Why are some people more sensitive to taste then others?
How does your olfactory system interact with taste?
Does body temperature affect the gustatory cells and what we taste?
Does food temperature affect the taste of things?
Could the gustatory cells be damaged from intense heat and cold?
There are also taste buds on the roof of our mouth; are there definite areas of tastes on there?
Question Date: 2005-03-17
Answer 1:

Taste is determined by receptors, called taste buds. A greater number of taste buds appears to give a greater sensitivity to sweetness, sourness, saltiness, and bitterness (not the size of the tongue although someone with a larger tongue will have more taste buds). It is also thought that the shape of the taste buds may also play a role in sensitivity to taste. In humans, the taste buds are located on the surface and sides of the tongue, the roof of the mouth, and the entrance to the pharynx. The mucous membrane lining these areas is invested with tiny projections of papillae, each of which in turn is invested with 200 to 300 taste buds. The papillae located at the back of the tongue, and called circumvallate, are arranged to form a V with the angle pointing backward; they transmit the sensation of bitterness. Those at the tip of the tongue transmit sweetness, whereas saltiness and sourness are transmitted from the papillae on the sides of the tongue.

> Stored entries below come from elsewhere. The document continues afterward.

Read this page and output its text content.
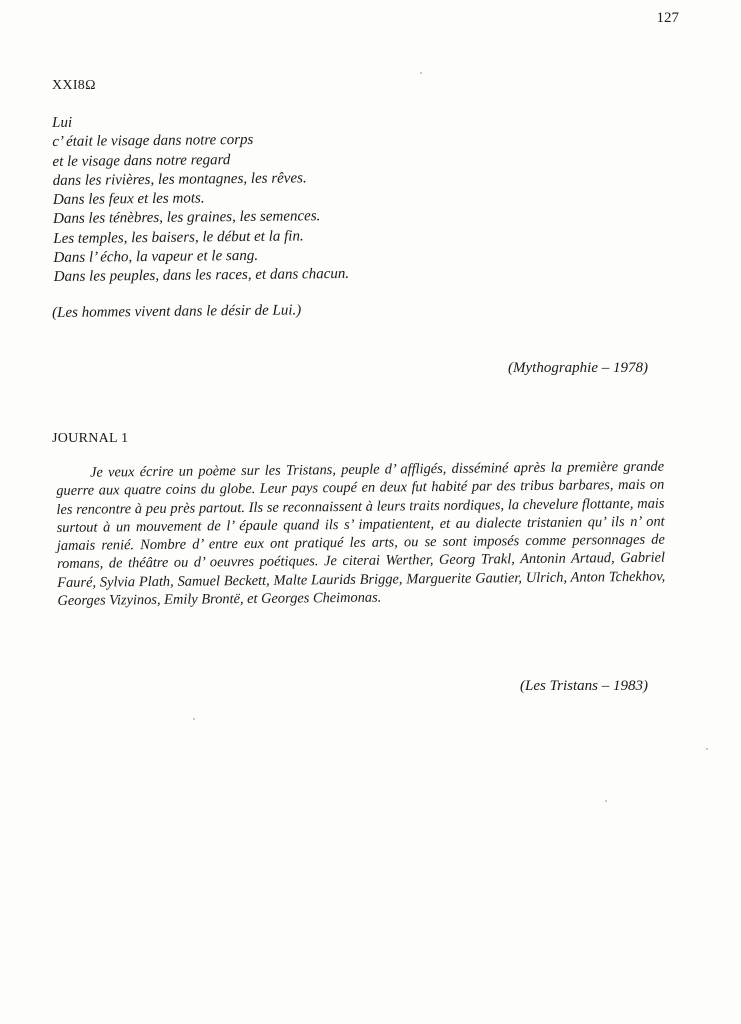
127
XXI8Ω
Lui
c’ était le visage dans notre corps
et le visage dans notre regard
dans les rivières, les montagnes, les rêves.
Dans les feux et les mots.
Dans les ténèbres, les graines, les semences.
Les temples, les baisers, le début et la fin.
Dans l’ écho, la vapeur et le sang.
Dans les peuples, dans les races, et dans chacun.
(Les hommes vivent dans le désir de Lui.)
(Mythographie – 1978)
JOURNAL 1

Je veux écrire un poème sur les Tristans, peuple d’ affligés, disséminé après la première grande guerre aux quatre coins du globe. Leur pays coupé en deux fut habité par des tribus barbares, mais on les rencontre à peu près partout. Ils se reconnaissent à leurs traits nordiques, la chevelure flottante, mais surtout à un mouvement de l’ épaule quand ils s’ impatientent, et au dialecte tristanien qu’ ils n’ ont jamais renié. Nombre d’ entre eux ont pratiqué les arts, ou se sont imposés comme personnages de romans, de théâtre ou d’ oeuvres poétiques. Je citerai Werther, Georg Trakl, Antonin Artaud, Gabriel Fauré, Sylvia Plath, Samuel Beckett, Malte Laurids Brigge, Marguerite Gautier, Ulrich, Anton Tchekhov, Georges Vizyinos, Emily Brontë, et Georges Cheimonas.

(Les Tristans – 1983)
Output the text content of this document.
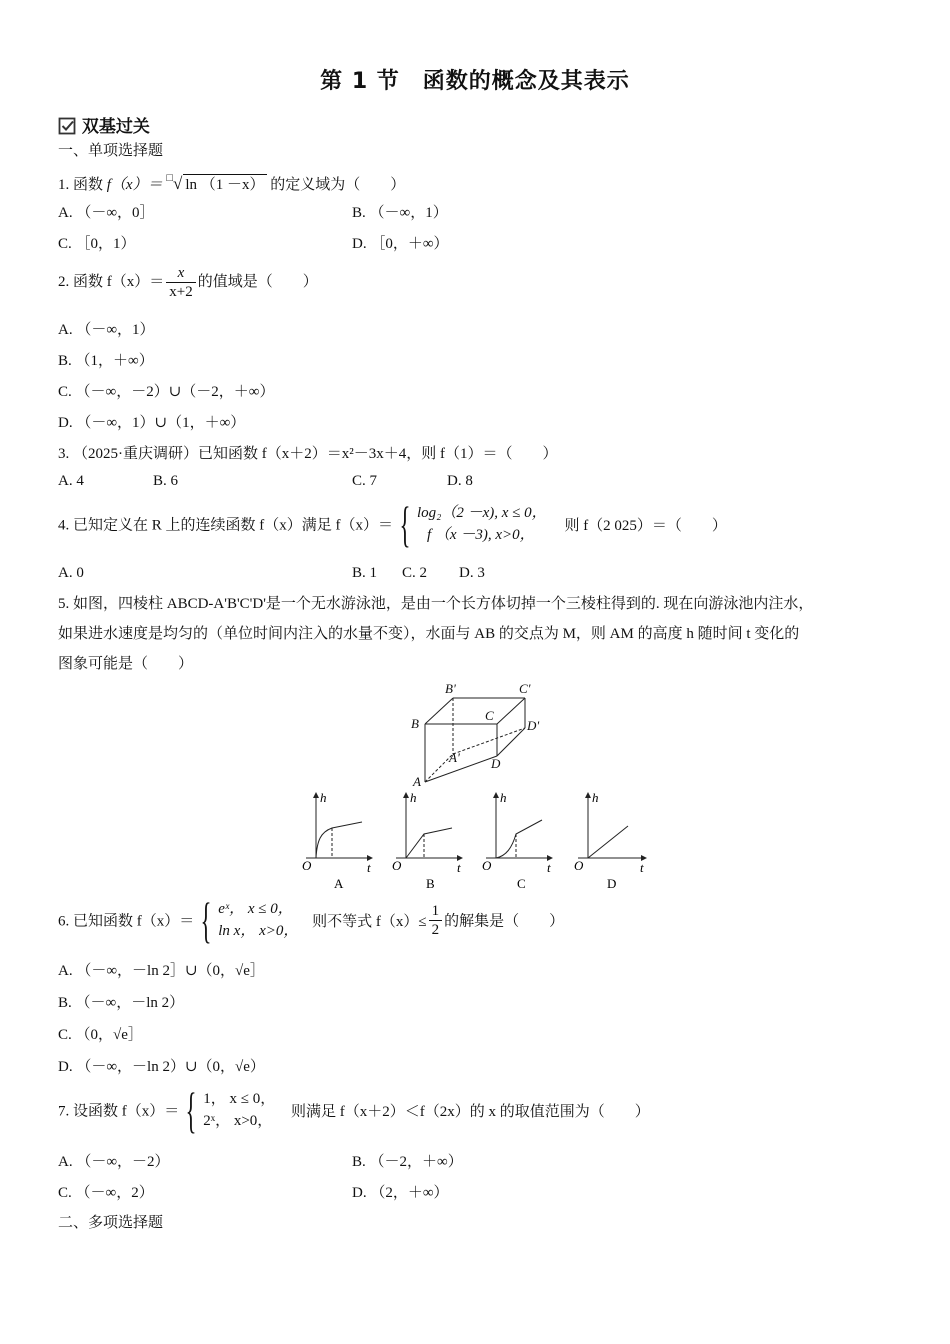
第 1 节　函数的概念及其表示
双基过关
一、单项选择题
1. 函数 f（x）＝ □√ ln （1 －x） 的定义域为（　　）
A. （－∞，0］	B. （－∞，1）
C. ［0，1）	D. ［0，＋∞）
2. 函数 $f(x)= \frac{x}{x+2}$ 的值域是（　　）
A. （－∞，1）
B. （1，＋∞）
C. （－∞，－2）∪（－2，＋∞）
D. （－∞，1）∪（1，＋∞）
3. （2025·重庆调研）已知函数 f（x＋2）＝x²－3x＋4，则 f（1）＝（　　）
A. 4	B. 6	C. 7	D. 8
4. 已知定义在 R 上的连续函数 f（x）满足 f（x）＝ { log₂（2 －x), x ≤ 0，
f （x －3), x>0，
则 f（2 025）＝（　　）
A. 0	B. 1 C. 2 D. 3
5. 如图，四棱柱 ABCD-A'B'C'D'是一个无水游泳池，是由一个长方体切掉一个三棱柱得到的. 现在向游泳池内注水，
如果进水速度是均匀的（单位时间内注入的水量不变），水面与 AB 的交点为 M，则 AM 的高度 h 随时间 t 变化的
图象可能是（　　）
B'	C'
B
C
D'
A' D
A
h
t
O
A
h
t
O
B
h
t
O
C
h
t
O
D
6. 已知函数 f（x）＝ { eˣ， x ≤ 0，
ln x， x>0，
则不等式 $f(x)\le \frac{1}{2}$ 的解集是（　　）
A. （－∞，－ln 2］∪（0，√e］
B. （－∞，－ln 2）
C. （0，√e］
D. （－∞，－ln 2）∪（0，√e）
7. 设函数 f（x）＝ { 1， x ≤ 0，
2ˣ， x>0，
则满足 f（x＋2）＜f（2x）的 x 的取值范围为（　　）
A. （－∞，－2）	B. （－2，＋∞）
C. （－∞，2）	D. （2，＋∞）
二、多项选择题
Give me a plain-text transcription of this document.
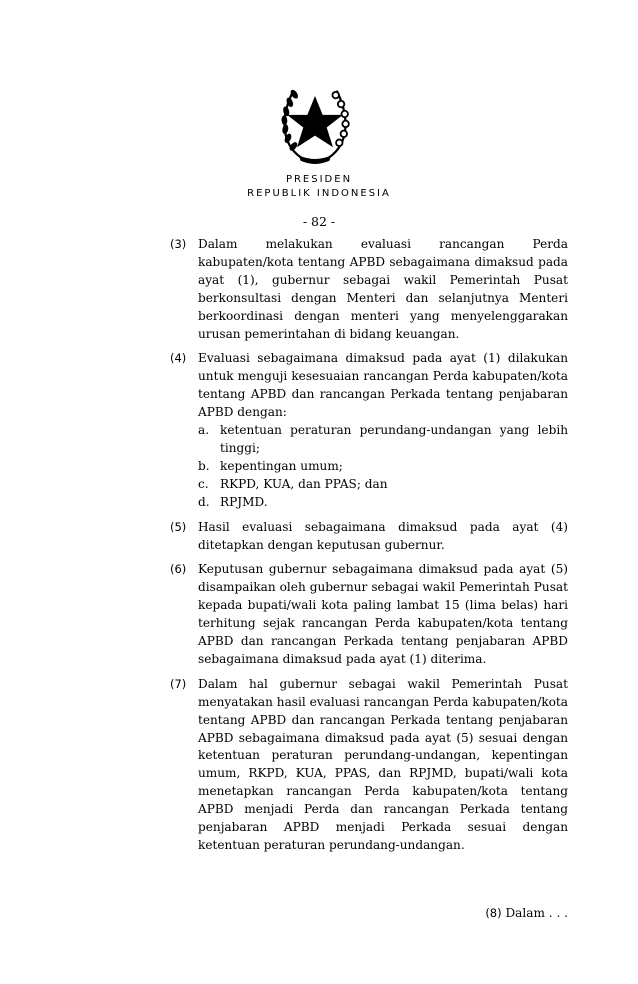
PRESIDEN
REPUBLIK INDONESIA
- 82 -
(3) Dalam melakukan evaluasi rancangan Perda kabupaten/kota tentang APBD sebagaimana dimaksud pada ayat (1), gubernur sebagai wakil Pemerintah Pusat berkonsultasi dengan Menteri dan selanjutnya Menteri berkoordinasi dengan menteri yang menyelenggarakan urusan pemerintahan di bidang keuangan.
(4) Evaluasi sebagaimana dimaksud pada ayat (1) dilakukan untuk menguji kesesuaian rancangan Perda kabupaten/kota tentang APBD dan rancangan Perkada tentang penjabaran APBD dengan:
a. ketentuan peraturan perundang-undangan yang lebih tinggi;
b. kepentingan umum;
c. RKPD, KUA, dan PPAS; dan
d. RPJMD.
(5) Hasil evaluasi sebagaimana dimaksud pada ayat (4) ditetapkan dengan keputusan gubernur.
(6) Keputusan gubernur sebagaimana dimaksud pada ayat (5) disampaikan oleh gubernur sebagai wakil Pemerintah Pusat kepada bupati/wali kota paling lambat 15 (lima belas) hari terhitung sejak rancangan Perda kabupaten/kota tentang APBD dan rancangan Perkada tentang penjabaran APBD sebagaimana dimaksud pada ayat (1) diterima.
(7) Dalam hal gubernur sebagai wakil Pemerintah Pusat menyatakan hasil evaluasi rancangan Perda kabupaten/kota tentang APBD dan rancangan Perkada tentang penjabaran APBD sebagaimana dimaksud pada ayat (5) sesuai dengan ketentuan peraturan perundang-undangan, kepentingan umum, RKPD, KUA, PPAS, dan RPJMD, bupati/wali kota menetapkan rancangan Perda kabupaten/kota tentang APBD menjadi Perda dan rancangan Perkada tentang penjabaran APBD menjadi Perkada sesuai dengan ketentuan peraturan perundang-undangan.
(8) Dalam . . .
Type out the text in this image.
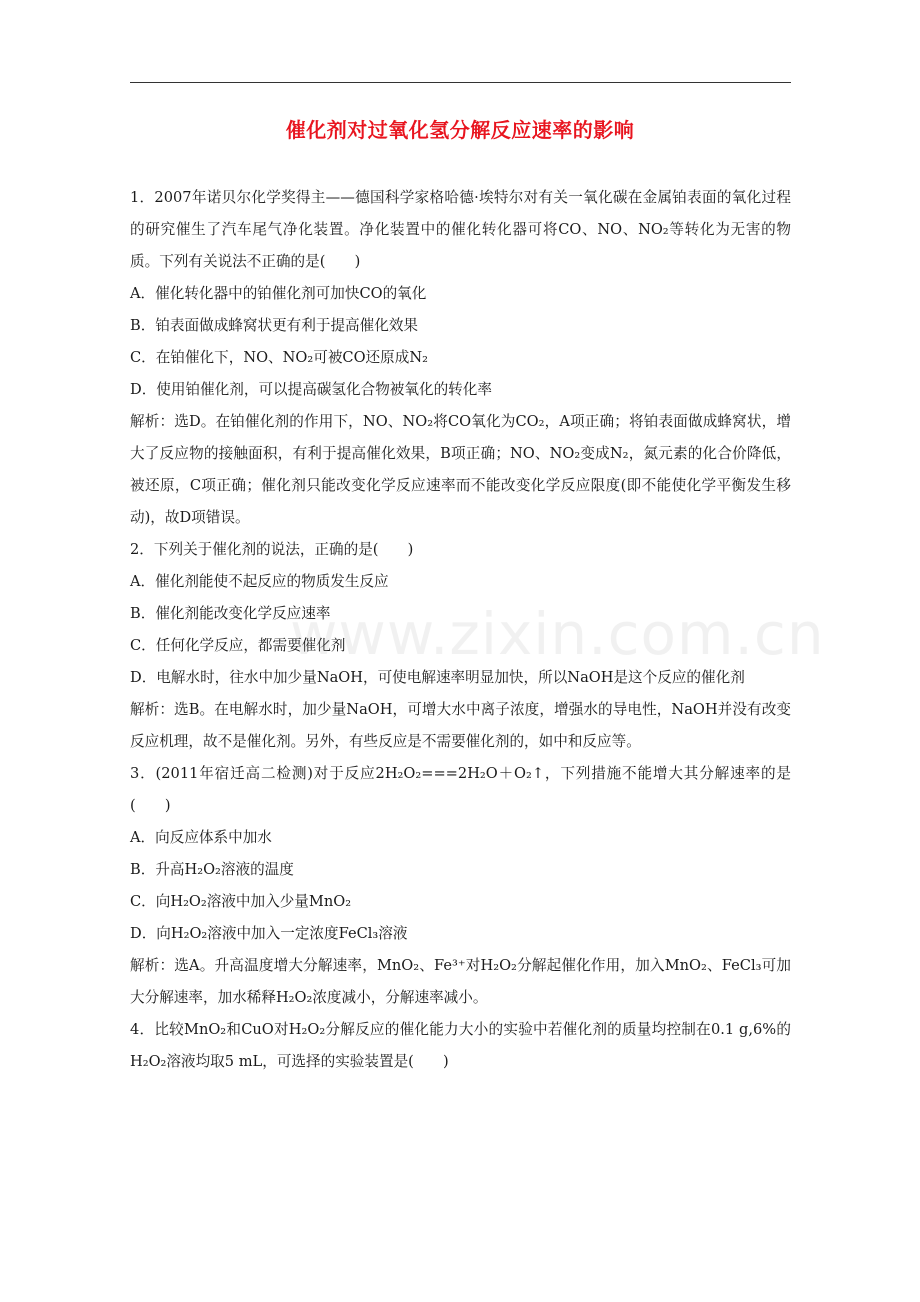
催化剂对过氧化氢分解反应速率的影响

1．2007年诺贝尔化学奖得主——德国科学家格哈德·埃特尔对有关一氧化碳在金属铂表面的氧化过程的研究催生了汽车尾气净化装置。净化装置中的催化转化器可将CO、NO、NO₂等转化为无害的物质。下列有关说法不正确的是(　　)

A．催化转化器中的铂催化剂可加快CO的氧化

B．铂表面做成蜂窝状更有利于提高催化效果

C．在铂催化下，NO、NO₂可被CO还原成N₂

D．使用铂催化剂，可以提高碳氢化合物被氧化的转化率

解析：选D。在铂催化剂的作用下，NO、NO₂将CO氧化为CO₂，A项正确；将铂表面做成蜂窝状，增大了反应物的接触面积，有利于提高催化效果，B项正确；NO、NO₂变成N₂，氮元素的化合价降低，被还原，C项正确；催化剂只能改变化学反应速率而不能改变化学反应限度(即不能使化学平衡发生移动)，故D项错误。

2．下列关于催化剂的说法，正确的是(　　)

A．催化剂能使不起反应的物质发生反应

B．催化剂能改变化学反应速率

C．任何化学反应，都需要催化剂

D．电解水时，往水中加少量NaOH，可使电解速率明显加快，所以NaOH是这个反应的催化剂

解析：选B。在电解水时，加少量NaOH，可增大水中离子浓度，增强水的导电性，NaOH并没有改变反应机理，故不是催化剂。另外，有些反应是不需要催化剂的，如中和反应等。

3．(2011年宿迁高二检测)对于反应2H₂O₂===2H₂O＋O₂↑，下列措施不能增大其分解速率的是(　　)

A．向反应体系中加水

B．升高H₂O₂溶液的温度

C．向H₂O₂溶液中加入少量MnO₂

D．向H₂O₂溶液中加入一定浓度FeCl₃溶液

解析：选A。升高温度增大分解速率，MnO₂、Fe³⁺对H₂O₂分解起催化作用，加入MnO₂、FeCl₃可加大分解速率，加水稀释H₂O₂浓度减小，分解速率减小。

4．比较MnO₂和CuO对H₂O₂分解反应的催化能力大小的实验中若催化剂的质量均控制在0.1 g,6%的H₂O₂溶液均取5 mL，可选择的实验装置是(　　)

www.zixin.com.cn
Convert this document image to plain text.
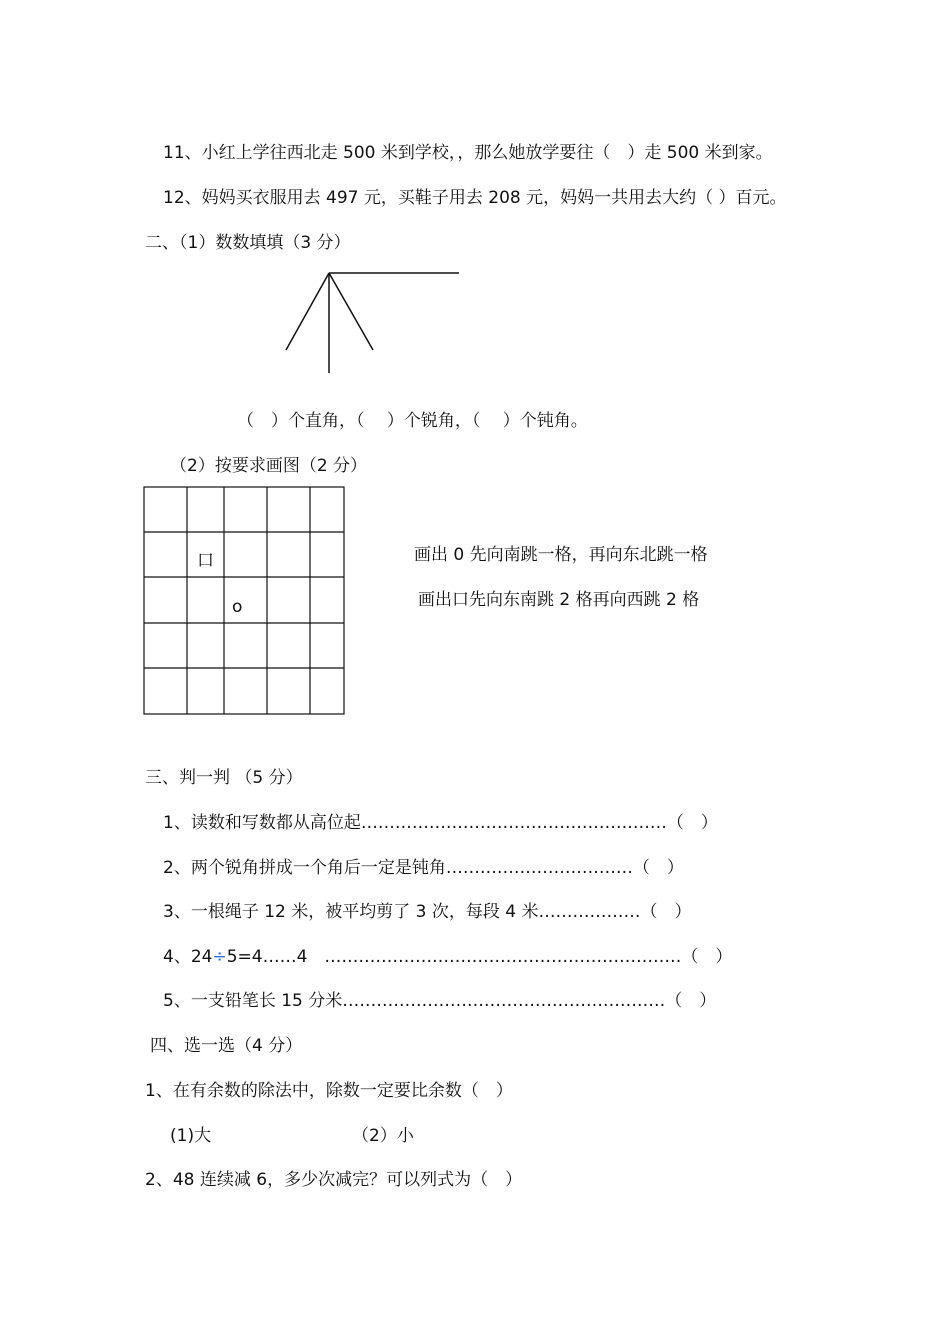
11、小红上学往西北走 500 米到学校，，那么她放学要往（　）走 500 米到家。
12、妈妈买衣服用去 497 元，买鞋子用去 208 元，妈妈一共用去大约（ ）百元。
二、（1）数数填填（3 分）
（　）个直角，（　 ）个锐角，（　 ）个钝角。
（2）按要求画图（2 分）
口
o
画出 0 先向南跳一格，再向东北跳一格
画出口先向东南跳 2 格再向西跳 2 格
三、判一判 （5 分）
1、读数和写数都从高位起………………………………………………（　）
2、两个锐角拼成一个角后一定是钝角……………………………（　）
3、一根绳子 12 米，被平均剪了 3 次，每段 4 米………………（　）
4、24÷5=4……4　………………………………………………………（　）
5、一支铅笔长 15 分米…………………………………………………（　）
四、选一选（4 分）
1、在有余数的除法中，除数一定要比余数（　）
(1)大	（2）小
2、48 连续减 6，多少次减完？可以列式为（　）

Each flask-shaped taste bud contains an opening at its base through which nerve fibers enter. These fibers transmit impulses directly to the brain. In order for a substance to stimulate these impulses, however, it must be in solution, moistened by the salivary glands.

Contrary to popular belief, sensations of taste have been determined to be more strongly related to sensations of smell. While the nose, equipped with olfactory nerves, is the special organ of smell, these nerves also account for differing tastes of substances taken into the mouth, that is, most sensations that appear to us as tastes are really smells. This is probably one way that temperature of food affects the taste of things- warmed food gives of more odors that can stimulate the olfactory nerves. Eating spicy foods affects the pain fibers on the tongue, not the taste buds. The sense of taste can be lost if their facial nerve is damaged in some way. For example, Bell's palsy may stop the facial nerve working properly and prevent or reduce chewing function (and, therefore, alter taste). It is uncommon for every taste nerve (bitter, salty, sweet and sour) to be affected.

Another disorder known as Sjogren's syndrome causes reduced saliva production, which in turn reduces the sense of taste. This is because the taste buds can only detect flavor when food is properly mixed with saliva.

Glossodynia, a condition characterized by a burning sensation on the tongue, is also linked to loss of taste in some cases.